The recent AI boom has materialized Nvidia’s 2016 AI dream. Those who invested US$10,000 in Nvidia in 2016 are sitting on a portfolio of over $428,700. And this portfolio has more room to grow in the coming 10 years.
Two up-and-coming tech stocks to buy in June
While Nvidia stock has become expensive, there are a few up-and-coming tech stocks you won’t want to ignore. They have the potential to grow your money exponentially.
Nuvei stock
Nuvei (TSX:NVEI) is a global payments platform that earns revenue from transaction fees. The more transactions happen on the platform, the higher its revenue. But this model is cyclical as 90% of its transactions come from e-commerce, where volume is high in the holiday season. Nuvei has a presence in digital products and crypto-related transactions, but they are a small part of the business.
The platform company has stepped up its operations by acquiring the integrated software and payments platform Paya. Paya’s client base includes big enterprises and governments that conduct large-scale global payments. The problem with large corporate clients is they have an internal Enterprise Resource Planning (ERP) system that performs several tasks other than payments. As they invested a significant amount in ERP, they are less flexible to newer platforms.
With Paya, Nuvei can integrate its platform into the ERP of corporate clients, opening up a whole new client base that is stable and can generate recurring revenue. Nuvei recently signed up with names like Radisson Hotel Group, Virgin Atlantic, and Selina Hospitality. The Paya acquisition will effectively diversify its revenue streams and reduce e-commerce cyclicality. Moreover, any future crypto booms or possible adoption of the crypto in global trade could make Nuvei a pioneer and trigger an Nvidia-like growth story.

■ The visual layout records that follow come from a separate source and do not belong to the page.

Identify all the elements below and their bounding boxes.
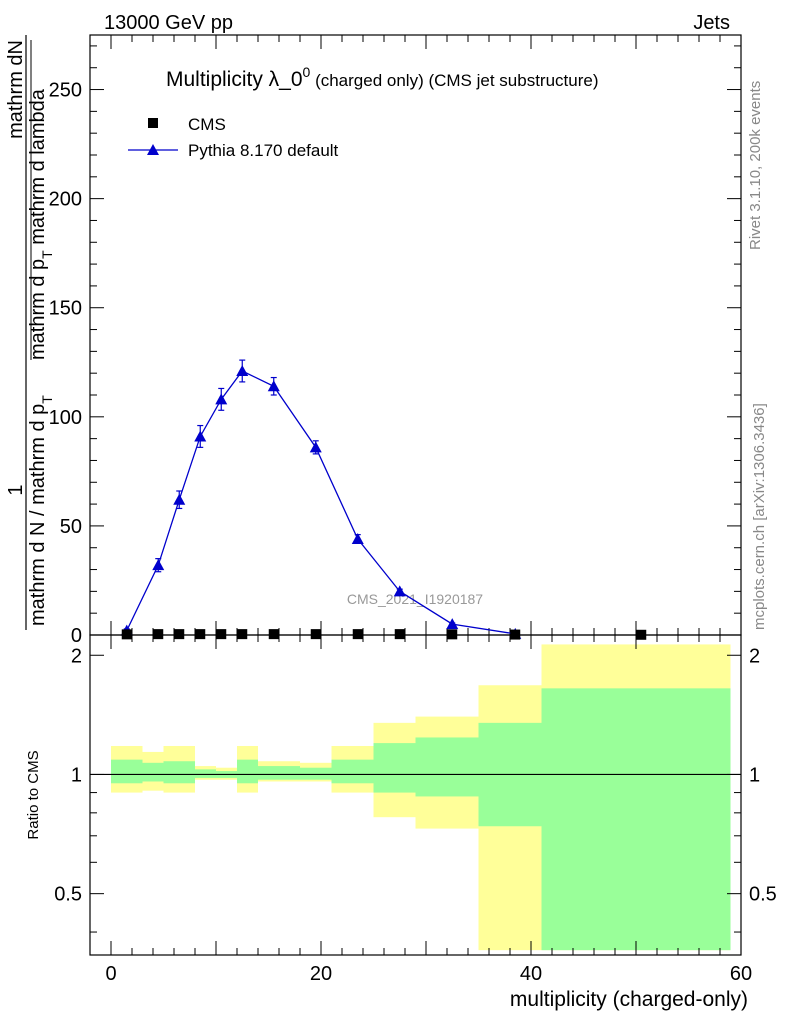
x-tick-label: 40	[520, 963, 542, 985]
mc-point	[267, 380, 280, 392]
main-y-tick-label: 150	[49, 298, 82, 320]
title-rest: (charged only) (CMS jet substructure)	[310, 71, 598, 90]
mc-point	[446, 618, 459, 630]
ratio-band-inner	[415, 737, 479, 797]
ylabel-line2-a: mathrm d p	[27, 259, 49, 360]
ylabel-numerator: 1	[5, 484, 27, 495]
mc-point	[194, 430, 207, 442]
main-y-tick-label: 250	[49, 80, 82, 102]
watermark: CMS_2021_I1920187	[347, 591, 483, 607]
mc-line	[126, 370, 516, 635]
cms-point	[237, 629, 248, 640]
chart-title: Multiplicity λ_00 (charged only) (CMS je…	[166, 64, 599, 91]
ratio-y-label: Ratio to CMS	[25, 750, 42, 839]
mc-point	[351, 533, 364, 544]
ratio-frame	[89, 634, 742, 956]
ylabel-line2-rest: mathrm d lambda	[27, 88, 49, 250]
mc-point	[236, 365, 249, 376]
x-tick-label: 60	[730, 963, 752, 985]
cms-point	[174, 629, 185, 640]
cms-point	[195, 629, 206, 640]
mcplots-label: mcplots.cern.ch [arXiv:1306.3436]	[751, 403, 768, 630]
mc-point	[309, 441, 322, 453]
ratio-band-inner	[331, 759, 374, 784]
main-y-tick-labels: 0 50 100 150 200 250	[49, 80, 82, 647]
ylabel-den-a: mathrm d N / mathrm d p	[27, 404, 49, 626]
cms-point	[216, 629, 227, 640]
mc-point	[393, 585, 406, 597]
cms-point	[447, 629, 458, 640]
mc-point	[215, 393, 228, 405]
ratio-y-tick-label-right: 0.5	[749, 884, 777, 906]
ratio-y-tick-label-left: 0.5	[54, 884, 82, 906]
cms-point	[153, 629, 164, 640]
ylabel-line1: mathrm dN	[5, 40, 27, 139]
ratio-band-inner	[541, 688, 731, 951]
legend-cms-label: CMS	[188, 115, 226, 134]
title-main: Multiplicity λ_0	[166, 68, 303, 91]
ratio-y-tick-label-right: 2	[749, 645, 760, 667]
x-tick-label: 20	[310, 963, 332, 985]
legend-mc-label: Pythia 8.170 default	[188, 141, 339, 160]
ratio-band-inner	[163, 761, 195, 784]
ylabel-den-sub: T	[39, 395, 55, 404]
x-tick-label: 0	[105, 963, 116, 985]
x-axis-label: multiplicity (charged-only)	[510, 988, 748, 1011]
legend-cms-marker	[148, 118, 158, 128]
ylabel-line2: mathrm d pT mathrm d lambda	[27, 88, 55, 360]
main-y-tick-label: 200	[49, 189, 82, 211]
ratio-band-inner	[373, 743, 416, 793]
main-y-tick-label: 0	[71, 625, 82, 647]
ylabel-denominator: mathrm d N / mathrm d pT	[27, 395, 55, 626]
ratio-band-inner	[195, 769, 216, 778]
ratio-y-tick-label-right: 1	[749, 764, 760, 786]
rivet-label: Rivet 3.1.10, 200k events	[747, 81, 764, 250]
cms-point	[268, 629, 279, 640]
ratio-band-inner	[142, 762, 164, 782]
ratio-y-tick-label-left: 2	[71, 645, 82, 667]
cms-point	[121, 629, 132, 640]
main-y-tick-label: 100	[49, 407, 82, 429]
ratio-band-inner	[258, 766, 300, 780]
ratio-band-inner	[237, 759, 258, 784]
main-y-tick-label: 50	[60, 516, 82, 538]
ylabel-line2-sub: T	[39, 250, 55, 259]
main-y-label: 1 mathrm d N / mathrm d pT mathrm dN mat…	[5, 35, 55, 630]
ratio-bands	[90, 644, 741, 951]
cms-point	[394, 629, 405, 640]
mc-point	[152, 559, 165, 571]
header-left: 13000 GeV pp	[104, 12, 233, 34]
legend-mc-marker	[147, 144, 159, 155]
ratio-band-inner	[300, 767, 332, 780]
ratio-y-tick-label-left: 1	[71, 764, 82, 786]
ratio-x-tick-labels: 0 20 40 60	[105, 963, 752, 985]
ratio-y-tick-labels: 0.5 0.5 1 1 2 2	[54, 645, 777, 905]
cms-point	[352, 629, 363, 640]
title-sup: 0	[303, 64, 311, 80]
ratio-plot: 0.5 0.5 1 1 2 2 0 20 40 60 Ratio to CMS multipli…	[25, 634, 777, 1011]
cms-point	[310, 629, 321, 640]
ratio-band-inner	[111, 759, 143, 784]
header-right: Jets	[693, 12, 730, 34]
mc-point	[173, 493, 186, 505]
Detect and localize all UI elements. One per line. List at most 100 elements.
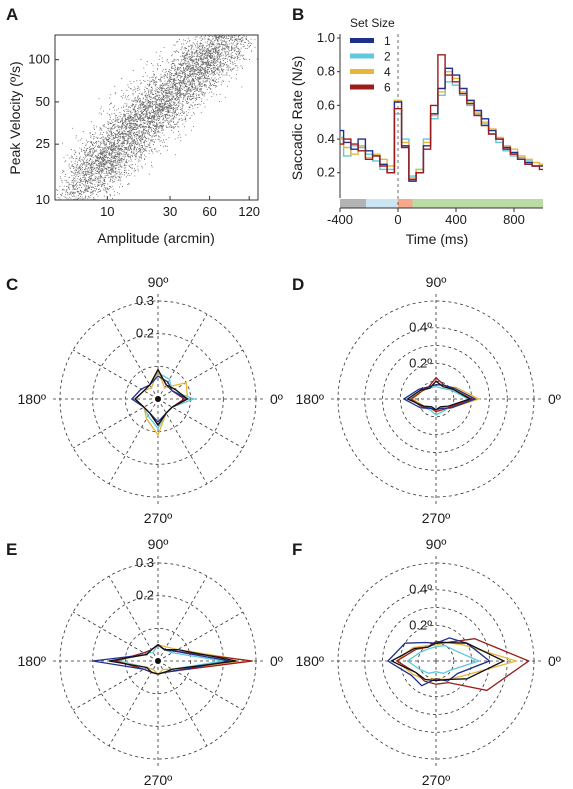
- series-line-6: [340, 54, 543, 181]
- polar-series-overall: [134, 368, 189, 427]
- polar-radial: [108, 575, 159, 662]
- angle-label: 270º: [422, 510, 450, 526]
- polar-radial: [157, 398, 208, 485]
- ring-label: 0.2: [136, 326, 154, 341]
- line-series: [339, 34, 543, 209]
- polar-radial: [157, 349, 244, 400]
- panel-e-polar: 0.2 0.3 90º 180º 0º 270º: [18, 536, 283, 788]
- panel-c-polar: 0.2 0.3 90º 180º 0º 270º: [18, 274, 283, 526]
- panel-letter-b: B: [292, 5, 304, 24]
- angle-label: 180º: [296, 653, 324, 669]
- polar-series-overall: [390, 641, 506, 682]
- polar-ring: [382, 345, 490, 453]
- legend-label-4: 4: [384, 65, 391, 79]
- polar-radial: [157, 313, 208, 400]
- polar-ring: [417, 642, 455, 680]
- panel-letter-a: A: [6, 5, 18, 24]
- angle-label: 270º: [422, 772, 450, 788]
- scatter-dots: [56, 34, 258, 201]
- x-tick-label: -400: [327, 212, 353, 227]
- angle-label: 0º: [270, 391, 283, 407]
- polar-series-1: [402, 384, 477, 411]
- x-axis-label: Amplitude (arcmin): [97, 230, 214, 246]
- legend-label-1: 1: [384, 34, 391, 48]
- polar-radial: [108, 660, 159, 747]
- x-axis-label: Time (ms): [406, 231, 468, 247]
- panel-f-polar: 0.2º 0.4º 90º 180º 0º 270º: [296, 536, 561, 788]
- x-tick-label: 10: [100, 204, 114, 219]
- polar-ring: [364, 589, 508, 733]
- polar-radial: [72, 611, 159, 662]
- x-tick-label: 120: [238, 204, 260, 219]
- angle-label: 270º: [144, 772, 172, 788]
- legend-swatch-4: [350, 69, 374, 74]
- ring-label: 0.3: [136, 293, 154, 308]
- phase-segment: [366, 199, 398, 208]
- y-tick-label: 0.6: [317, 97, 335, 112]
- center-dot: [155, 396, 161, 402]
- ring-label: 0.2: [136, 588, 154, 603]
- ring-label: 0.4º: [409, 582, 432, 597]
- ring-label: 0.3: [136, 555, 154, 570]
- center-dot: [155, 658, 161, 664]
- angle-label: 270º: [144, 510, 172, 526]
- legend-swatch-6: [350, 84, 374, 90]
- y-axis-label: Peak Velocity (º/s): [7, 61, 23, 174]
- axis-ticks: 10 30 60 120 10 25 50 100: [28, 52, 260, 219]
- x-tick-label: 30: [163, 204, 177, 219]
- series-line-2: [340, 81, 543, 177]
- panel-b-line: -400 0 400 800 0.2 0.4 0.6 0.8 1.0 Time (ms) Sac…: [289, 16, 543, 247]
- legend-label-2: 2: [384, 50, 391, 64]
- legend-label-6: 6: [384, 81, 391, 95]
- panel-letter-f: F: [292, 540, 302, 559]
- y-tick-label: 0.4: [317, 131, 335, 146]
- y-tick-label: 10: [36, 192, 50, 207]
- ring-label: 0.4º: [409, 320, 432, 335]
- polar-radial: [108, 313, 159, 400]
- polar-radial: [157, 575, 208, 662]
- panel-a-scatter: 10 30 60 120 10 25 50 100 Amplitude (arcmin) Pe…: [7, 34, 260, 246]
- polar-series-1: [386, 637, 491, 687]
- polar-radial: [72, 398, 159, 449]
- legend-title: Set Size: [350, 16, 395, 30]
- x-tick-label: 800: [503, 212, 525, 227]
- phase-segment: [398, 199, 413, 208]
- polar-radial: [157, 660, 244, 711]
- legend-swatch-1: [350, 38, 374, 43]
- phase-segment: [340, 199, 367, 208]
- y-tick-label: 0.8: [317, 64, 335, 79]
- polar-radial: [108, 398, 159, 485]
- polar-ring: [364, 327, 508, 471]
- scatter-points: [56, 34, 258, 201]
- plot-frame: [54, 34, 259, 201]
- angle-label: 90º: [426, 536, 447, 552]
- polar-series-2: [406, 644, 481, 674]
- angle-label: 90º: [148, 274, 169, 290]
- angle-label: 180º: [296, 391, 324, 407]
- polar-radial: [157, 398, 244, 449]
- angle-label: 180º: [18, 391, 46, 407]
- x-tick-label: 0: [394, 212, 401, 227]
- angle-label: 90º: [148, 536, 169, 552]
- ring-label: 0.2º: [409, 355, 432, 370]
- panel-d-polar: 0.2º 0.4º 90º 180º 0º 270º: [296, 274, 561, 526]
- y-tick-label: 1.0: [317, 30, 335, 45]
- ring-label: 0.2º: [409, 617, 432, 632]
- axis-ticks: -400 0 400 800 0.2 0.4 0.6 0.8 1.0: [317, 30, 525, 227]
- panel-letter-c: C: [6, 275, 18, 294]
- panel-letter-d: D: [292, 275, 304, 294]
- y-tick-label: 25: [36, 136, 50, 151]
- polar-series-2: [408, 385, 470, 416]
- y-tick-label: 0.2: [317, 165, 335, 180]
- polar-ring: [92, 333, 224, 465]
- angle-label: 0º: [548, 391, 561, 407]
- x-tick-label: 400: [445, 212, 467, 227]
- angle-label: 0º: [548, 653, 561, 669]
- polar-series-overall: [108, 643, 237, 675]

While the future is bright, things are challenging in the short term. Paya is a US-based company. With the debt crisis and a looming recession haunting the neighbourhood, anything with US exposure is sliding downhill. Also, Nuvei reported an $8.3 million net loss in the first quarter due to acquisition-related expenses. These factors could keep Nuvei stock under pressure this year, making it a stock to buy and hold for extraordinary returns.
BlackBerry stock
The fast-changing tech world has made cybersecurity companies like BlackBerry (TSX:BB) the need of the hour. All those sci-fi movies showing that AI is growing stronger could become a reality if AI starts thinking for itself. ChatGPT is just the beginning of generative AI creating content and code. The more technology advances, the greater the need to control it. BlackBerry is a pioneer in embedded security solutions. Undoubtedly, the proliferation of ChatGPT and other AI devices could trigger the long-awaited cybersecurity opportunity.
I have been bullish on BlackBerry throughout the first half. Three things that kept BlackBerry stock under pressure were the tech stock sell-off, delays in government cyber security spending, and weakness in automotive sales. But these pressures are gradually easing. The company used this time to diversify its cyber security client base across non-government clients, which could bring in higher recurring revenue.
BlackBerry reiterated its FY24 revenue forecast of $665 million to $700 million (up 7-12%), driven by growth in the cybersecurity business in the second half. Moreover, the company has a $640 million QNX royalty backlog that will materialize once automotive sales pick up.
Final thoughts
The two tech stocks have short-term downsides, but their long-term growth potential makes them a buy-and-hold. These stocks could see a trigger and jump 30–50% in days.